Page 2 of 2
To prevent similar issues and cloud outages from occurring in the future, Amazon Web Services said it "will audit our change process and increase the automation." Additionally, Amazon said it has now put three separate protections in place to avoid a repeat: It has increase its capacity buffer; it will modify its retry logic in the EBS server nodes to prevent clusters from getting into a re-mirroring storm; and it is testing a fix that will to avoid EBS node failure.
Amazon said it will also invest in increasing its visibility, control and automation to recover volumes in an EBS cluster, which would have saved significant time in the recovery process and would have enabled customers to more easily recover their applications in other Availability Zones in the Region.
Amazon said it also intends to make it easier for users to leverage different and multiple Availability Zones to avoid future issues. Many of the customers affected most in the Amazon cloud outage only leveraged the North Virginia Availability Zone and did not have failover into another zone. Amazon is putting measure in place to make it easier to create multiple Availability Zones and will host a number of free Webinars to offer customers and partners tips and best practices for architecting in the cloud.
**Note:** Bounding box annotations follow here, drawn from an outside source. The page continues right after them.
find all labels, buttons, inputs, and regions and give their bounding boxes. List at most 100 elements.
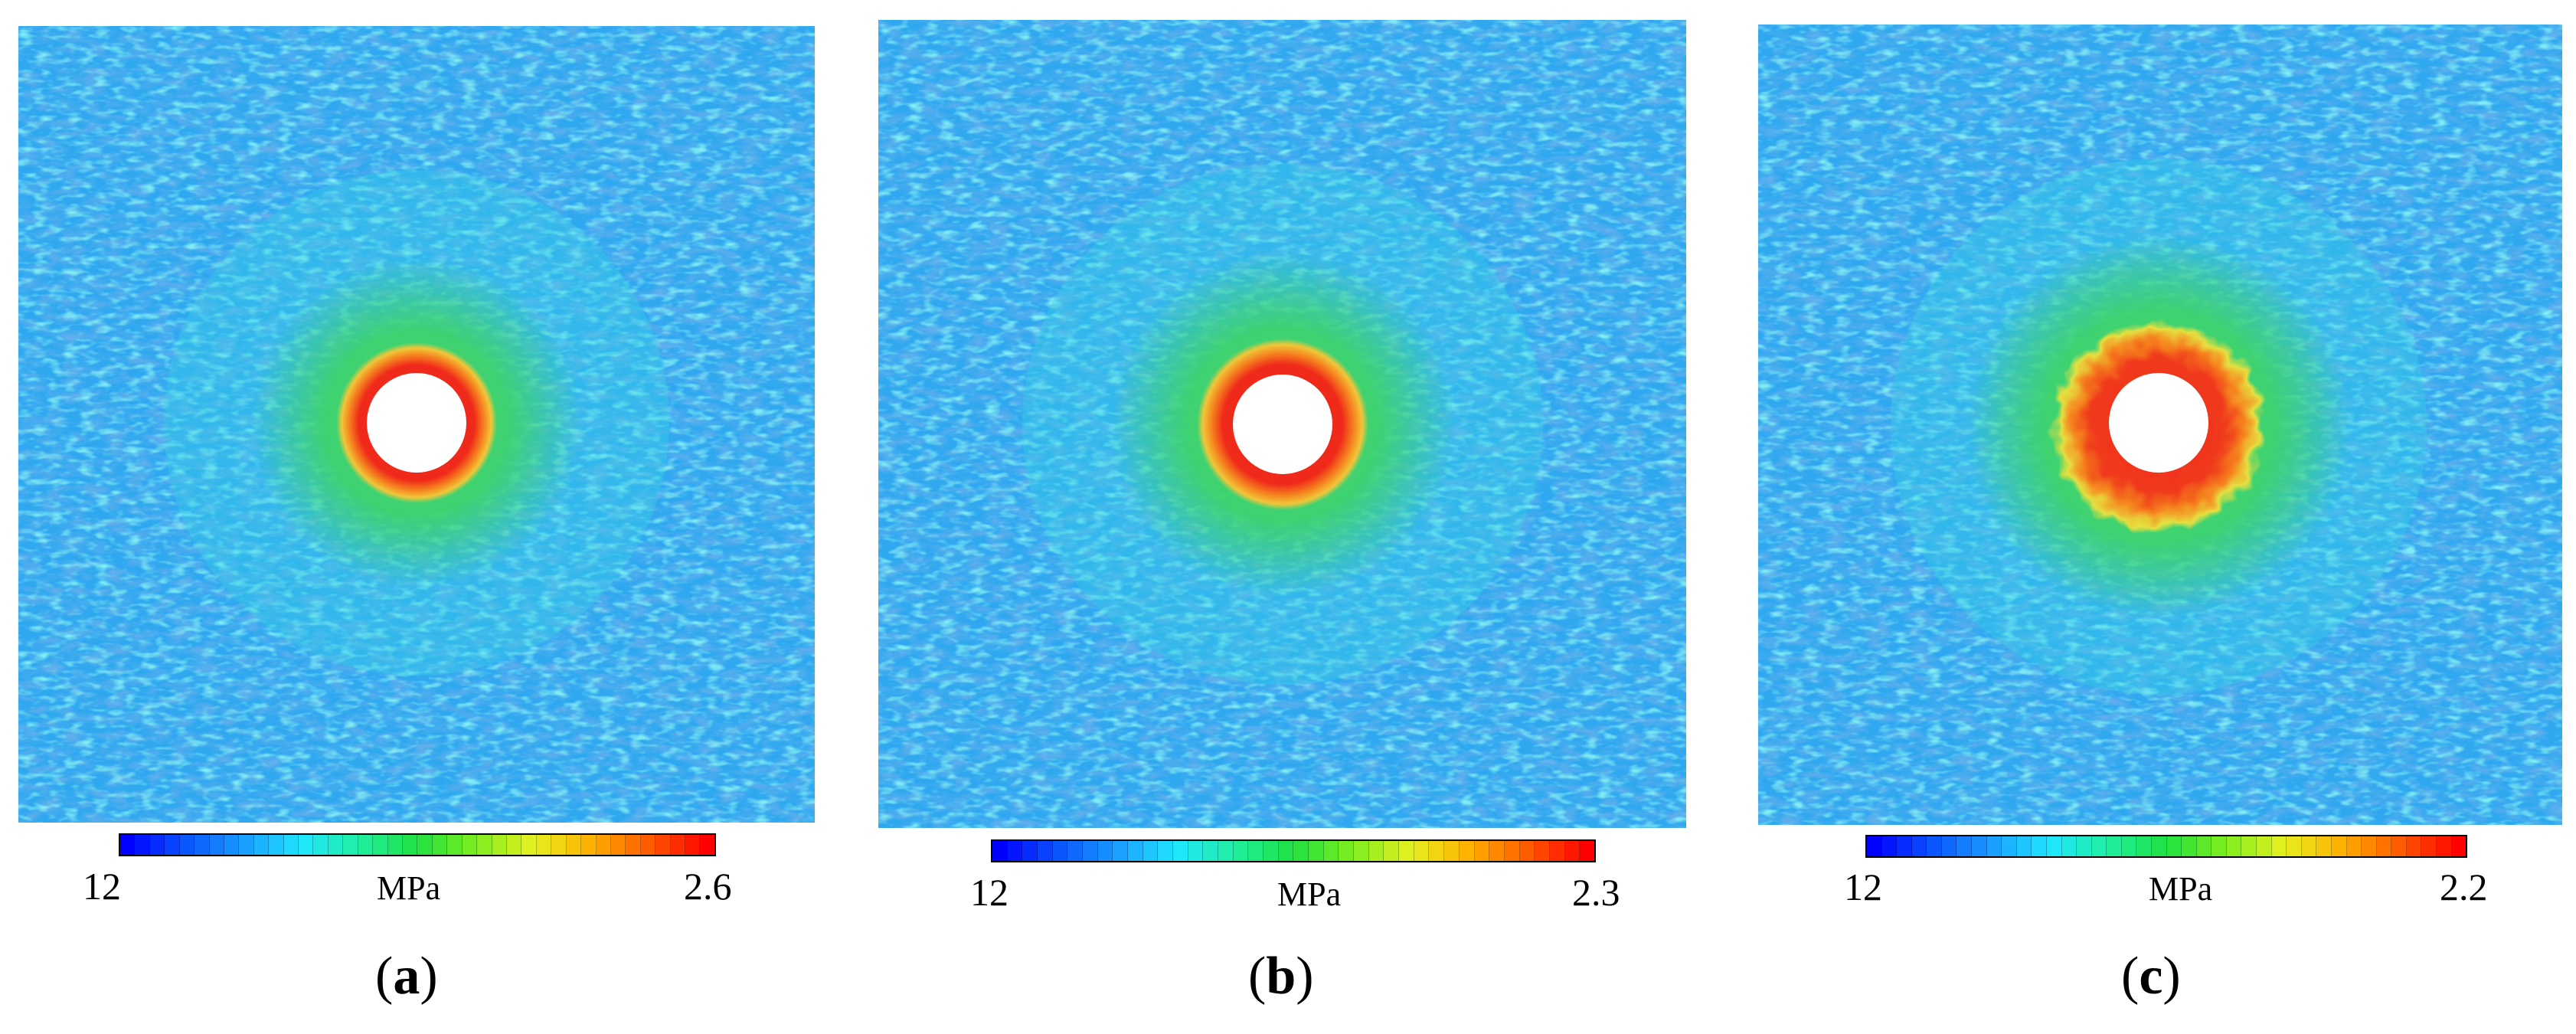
colorbar-cell <box>2301 836 2317 856</box>
colorbar-cell <box>417 835 433 855</box>
colorbar-cell <box>2136 836 2152 856</box>
colorbar-cell <box>492 835 507 855</box>
stress-field-b <box>878 20 1686 828</box>
colorbar-unit-label-c: MPa <box>2149 870 2213 908</box>
caption-paren-close-c: ) <box>2162 947 2181 1006</box>
panel-caption-c: (c) <box>2121 950 2181 1003</box>
colorbar-cell <box>447 835 463 855</box>
colorbar-cell <box>1911 836 1927 856</box>
borehole-c <box>2109 373 2208 473</box>
caption-letter-b: b <box>1266 947 1296 1006</box>
colorbar-cell <box>195 835 210 855</box>
colorbar-cell <box>253 835 270 855</box>
colorbar-a <box>119 833 716 856</box>
colorbar-cell <box>2257 836 2272 856</box>
panel-a: 12 MPa 2.6 (a) <box>0 0 842 1034</box>
colorbar-cell <box>1007 841 1023 861</box>
colorbar-cell <box>1278 841 1294 861</box>
colorbar-cell <box>2016 836 2032 856</box>
colorbar-c <box>1865 835 2467 858</box>
borehole-b <box>1233 375 1332 474</box>
colorbar-cell <box>670 835 686 855</box>
colorbar-cell <box>1927 836 1942 856</box>
colorbar-cell <box>1368 841 1384 861</box>
colorbar-cell <box>2376 836 2392 856</box>
colorbar-cell <box>2032 836 2047 856</box>
colorbar-cell <box>1535 841 1550 861</box>
colorbar-cell <box>1293 841 1309 861</box>
colorbar-cell <box>299 835 314 855</box>
colorbar-cell <box>2287 836 2302 856</box>
colorbar-cell <box>1339 841 1355 861</box>
colorbar-cell <box>685 835 701 855</box>
colorbar-min-label-a: 12 <box>83 865 121 908</box>
colorbar-cell <box>1263 841 1279 861</box>
colorbar-cell <box>551 835 567 855</box>
colorbar-cell <box>432 835 448 855</box>
colorbar-cell <box>1384 841 1400 861</box>
colorbar-cell <box>2091 836 2107 856</box>
colorbar-cell <box>343 835 358 855</box>
colorbar-cell <box>1113 841 1129 861</box>
colorbar-cell <box>1097 841 1113 861</box>
colorbar-cell <box>358 835 374 855</box>
colorbar-cell <box>2077 836 2092 856</box>
colorbar-cell <box>1519 841 1535 861</box>
caption-paren-close-b: ) <box>1296 947 1314 1006</box>
colorbar-cell <box>2002 836 2017 856</box>
colorbar-cell <box>1309 841 1324 861</box>
colorbar-cell <box>179 835 195 855</box>
colorbar-cell <box>1158 841 1174 861</box>
colorbar-cell <box>2061 836 2077 856</box>
caption-paren-open-a: ( <box>375 947 394 1006</box>
colorbar-unit-label-b: MPa <box>1277 875 1342 913</box>
colorbar-cell <box>1881 836 1898 856</box>
colorbar-cell <box>610 835 626 855</box>
borehole-a <box>367 373 466 473</box>
colorbar-cell <box>640 835 656 855</box>
colorbar-cell <box>1414 841 1430 861</box>
colorbar-cell <box>387 835 404 855</box>
colorbar-cell <box>1173 841 1188 861</box>
colorbar-cell <box>120 835 136 855</box>
colorbar-cell <box>2346 836 2362 856</box>
colorbar-cell <box>1564 841 1581 861</box>
colorbar-cell <box>2406 836 2422 856</box>
colorbar-cell <box>373 835 388 855</box>
colorbar-cell <box>1188 841 1204 861</box>
colorbar-cell <box>655 835 671 855</box>
colorbar-cell <box>506 835 522 855</box>
colorbar-cell <box>2316 836 2332 856</box>
colorbar-cell <box>283 835 299 855</box>
colorbar-cell <box>1022 841 1038 861</box>
stress-field-c <box>1758 25 2562 825</box>
colorbar-cell <box>149 835 165 855</box>
colorbar-cell <box>2182 836 2197 856</box>
colorbar-max-label-c: 2.2 <box>2440 865 2488 908</box>
colorbar-cell <box>2451 836 2466 856</box>
panel-c: 12 MPa 2.2 (c) <box>1738 0 2576 1034</box>
colorbar-cell <box>536 835 552 855</box>
panel-caption-a: (a) <box>375 950 438 1003</box>
colorbar-cell <box>2212 836 2227 856</box>
colorbar-cell <box>1459 841 1475 861</box>
colorbar-cell <box>2151 836 2167 856</box>
colorbar-b <box>991 839 1596 862</box>
colorbar-cell <box>1580 841 1594 861</box>
colorbar-cell <box>165 835 180 855</box>
colorbar-cell <box>403 835 418 855</box>
colorbar-cell <box>1218 841 1234 861</box>
colorbar-cell <box>700 835 714 855</box>
colorbar-cell <box>2391 836 2407 856</box>
stress-field-a <box>18 26 815 823</box>
colorbar-cell <box>1323 841 1339 861</box>
colorbar-cell <box>2331 836 2347 856</box>
colorbar-cell <box>1957 836 1973 856</box>
colorbar-cell <box>2226 836 2242 856</box>
colorbar-cell <box>1972 836 1987 856</box>
colorbar-cell <box>269 835 284 855</box>
colorbar-min-label-b: 12 <box>970 871 1008 914</box>
colorbar-cell <box>566 835 582 855</box>
colorbar-cell <box>1941 836 1957 856</box>
colorbar-cell <box>1504 841 1520 861</box>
Amazon also addressed its lack of communication during the cloud outage, a source of contention for users.
"In addition to the technical insights and improvements that will result from this event, we also identified improvements that need to be made in our customer communications," Amazon said. "We would like our communications to be more frequent and contain more information. We understand that during an outage, customers want to know as many details as possible about what's going on, how long it will take to fix, and what we are doing so that it doesn't happen again."
Amazon said most of the AWS team, including its entire senior leadership team, was directly involved in resolving the outage. Amazon said it felt "focusing our efforts on a solution and not the problem" was the best way to go. Amazon said it updated customers when it had information that was accurate.
"That said, we think we can improve in this area," Amazon said. "We switched to more regular updates part of the way through this event and plan to continue with similar frequency of updates in the future. In addition, we are already working on how we can staff our developer support team more expansively in an event such as this, and organize to provide early and meaningful information, while still avoiding speculation."
Amazon continued: "We also can do a better job of making it easier for customers to tell if their resources have been impacted, and we are developing tools to allow you to see via the APIs if your instances are impaired."